Chapter 1 - Review - Concept Check - Page 69: 13

(a) The definition is $$\text{for }x\in[-\pi/2,\pi/2]\quad y=\sin{x}\Rightarrow x=\sin^{-1}y.$$ The domain is $[-1,1]$. The range is $[-\pi/2,\pi/2]$. (b) The definition is $$\text{for }x\in[0,\pi]\quad y=\cos{x}\Rightarrow x=\cos^{-1}y.$$ The domain is $[-1,1]$. The range is $[0,\pi]$. (c) The definition is $$\text{for }x\in(-\pi/2,\pi/2)\quad y=\tan{x}\Rightarrow x=\tan^{-1}y.$$ The domain is $(-\infty,\infty)$ The range is $(-\pi/2,\pi/2)$

(a) Since $\sin x$ is not one-to-one, we take its restriction on the interval $[-\pi/2,\pi/2]$. Then this restriction is one-to-one. We can define now the inverse sine as the value from $[-\pi/2,\pi/2]$ whose sine is equal to the given value from $[-1,1]$ i.e. $$\text{for }x\in[-\pi/2,\pi/2]\quad y=\sin{x}\Rightarrow x=\sin^{-1}y.$$ The domain of $\sin^{-1}x$ is the range of $\sin x$ when its domain is narrowed down to $[-\pi/2,\pi/2]$ which is $[-1,1]$. The range of $\sin^{-1}$ is the set of all of its possible values which is from its definition $[-\pi/2,\pi/2]$. (b) Since $\cos x$ is not one-to-one we take its restriction on the interval $[0,\pi]$. Then this restriction is one-to-one.
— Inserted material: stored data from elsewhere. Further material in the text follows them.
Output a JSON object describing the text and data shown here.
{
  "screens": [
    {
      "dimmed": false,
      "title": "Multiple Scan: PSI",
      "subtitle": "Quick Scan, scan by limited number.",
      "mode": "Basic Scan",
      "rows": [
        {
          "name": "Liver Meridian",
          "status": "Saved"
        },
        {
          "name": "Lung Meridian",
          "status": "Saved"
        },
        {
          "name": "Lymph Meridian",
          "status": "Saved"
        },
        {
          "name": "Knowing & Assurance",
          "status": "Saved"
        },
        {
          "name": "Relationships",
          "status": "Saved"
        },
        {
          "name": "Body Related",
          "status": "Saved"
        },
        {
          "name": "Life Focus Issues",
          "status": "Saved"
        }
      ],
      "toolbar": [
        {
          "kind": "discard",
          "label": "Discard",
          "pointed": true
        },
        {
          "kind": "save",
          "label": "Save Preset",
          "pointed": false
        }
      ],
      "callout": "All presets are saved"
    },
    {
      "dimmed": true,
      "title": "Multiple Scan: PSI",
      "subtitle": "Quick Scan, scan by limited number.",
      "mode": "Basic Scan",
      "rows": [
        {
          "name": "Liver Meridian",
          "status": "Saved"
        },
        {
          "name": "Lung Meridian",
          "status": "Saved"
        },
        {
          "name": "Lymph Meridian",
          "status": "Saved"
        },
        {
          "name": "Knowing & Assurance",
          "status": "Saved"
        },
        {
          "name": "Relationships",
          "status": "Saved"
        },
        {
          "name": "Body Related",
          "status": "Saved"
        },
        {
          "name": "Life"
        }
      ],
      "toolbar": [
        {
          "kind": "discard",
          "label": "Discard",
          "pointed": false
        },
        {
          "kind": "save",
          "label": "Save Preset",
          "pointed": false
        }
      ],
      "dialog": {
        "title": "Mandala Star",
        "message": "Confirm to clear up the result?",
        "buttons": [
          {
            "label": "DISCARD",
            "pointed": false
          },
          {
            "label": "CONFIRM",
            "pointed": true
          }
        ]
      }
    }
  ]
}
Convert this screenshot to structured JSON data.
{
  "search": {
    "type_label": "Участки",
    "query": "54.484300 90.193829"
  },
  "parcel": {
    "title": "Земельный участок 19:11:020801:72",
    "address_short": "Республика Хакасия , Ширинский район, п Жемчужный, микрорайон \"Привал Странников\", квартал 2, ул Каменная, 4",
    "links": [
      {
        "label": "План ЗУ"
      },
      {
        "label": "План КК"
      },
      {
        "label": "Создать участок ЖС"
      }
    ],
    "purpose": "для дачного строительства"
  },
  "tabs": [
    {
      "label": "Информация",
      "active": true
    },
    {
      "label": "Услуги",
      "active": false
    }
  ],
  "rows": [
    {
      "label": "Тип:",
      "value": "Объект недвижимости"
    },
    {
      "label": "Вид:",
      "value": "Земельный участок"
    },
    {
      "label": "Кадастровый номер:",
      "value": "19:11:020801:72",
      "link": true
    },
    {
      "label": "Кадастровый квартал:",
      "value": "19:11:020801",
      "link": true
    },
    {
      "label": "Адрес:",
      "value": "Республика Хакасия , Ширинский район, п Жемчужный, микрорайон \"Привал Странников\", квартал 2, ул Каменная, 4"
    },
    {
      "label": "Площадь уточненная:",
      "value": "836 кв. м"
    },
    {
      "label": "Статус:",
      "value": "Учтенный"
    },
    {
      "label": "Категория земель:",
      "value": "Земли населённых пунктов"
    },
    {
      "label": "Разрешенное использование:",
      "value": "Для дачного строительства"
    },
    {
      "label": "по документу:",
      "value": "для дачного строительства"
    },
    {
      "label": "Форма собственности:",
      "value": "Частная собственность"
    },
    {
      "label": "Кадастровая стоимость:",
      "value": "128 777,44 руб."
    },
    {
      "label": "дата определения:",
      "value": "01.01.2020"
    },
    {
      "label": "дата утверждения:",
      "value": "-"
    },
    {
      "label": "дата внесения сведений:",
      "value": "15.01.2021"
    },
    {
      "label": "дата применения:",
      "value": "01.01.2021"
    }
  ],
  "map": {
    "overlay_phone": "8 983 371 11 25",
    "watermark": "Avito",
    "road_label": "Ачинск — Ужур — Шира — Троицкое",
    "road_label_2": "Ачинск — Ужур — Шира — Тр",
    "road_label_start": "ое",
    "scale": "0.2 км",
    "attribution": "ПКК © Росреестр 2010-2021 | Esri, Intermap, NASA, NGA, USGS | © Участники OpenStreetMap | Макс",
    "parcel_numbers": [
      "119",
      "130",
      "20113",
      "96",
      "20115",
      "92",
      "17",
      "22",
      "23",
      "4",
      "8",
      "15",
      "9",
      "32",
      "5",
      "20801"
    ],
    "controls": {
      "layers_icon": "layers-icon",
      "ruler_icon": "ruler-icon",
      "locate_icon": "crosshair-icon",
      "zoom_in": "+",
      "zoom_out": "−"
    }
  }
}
We can define now the inverse cosine as the value from $[0,\pi]$ whose cosine is equal to the given value from $[-1,1]$ i.e. $$\text{for }x\in[0,\pi]\quad y=\cos{x}\Rightarrow x=\cos^{-1}y.$$ The domain of $\cos^{-1}x$ is the range of $\cos x$ when its domain is narrowed down to $[0,\pi]$ which is $[-1,1]$. The range of $\cos^{-1}$ is set of all of its possible values which is from its definition $[0,\pi]$. (c) Since $\tan x$ is not one-to-one we take its restriction on the interval $(-\pi/2,\pi/2)$. Then this restriction is one-to-one. We can define now the inverse tangent as the value from $(-\pi/2,\pi/2)$ whose tangent is equal to the given value from $(-\infty,\infty)$ (because the tangent of an angle from $(-\pi/2,\pi/2)$ can be any number from $(-\infty,\infty)$) i.e. $$\text{for }x\in(-\pi/2,\pi/2)\quad y=\tan{x}\Rightarrow x=\tan^{-1}y.$$ The domain of $\tan^{-1}x$ is the range of $\tan x$ when its domain is narrowed down to $(-\pi/2,\pi/2)$ which is $(-\infty,\infty)$. The range of $\tan^{-1}$ is set of all of its possible values which is from its definition $(-\pi/2,\pi/2)$.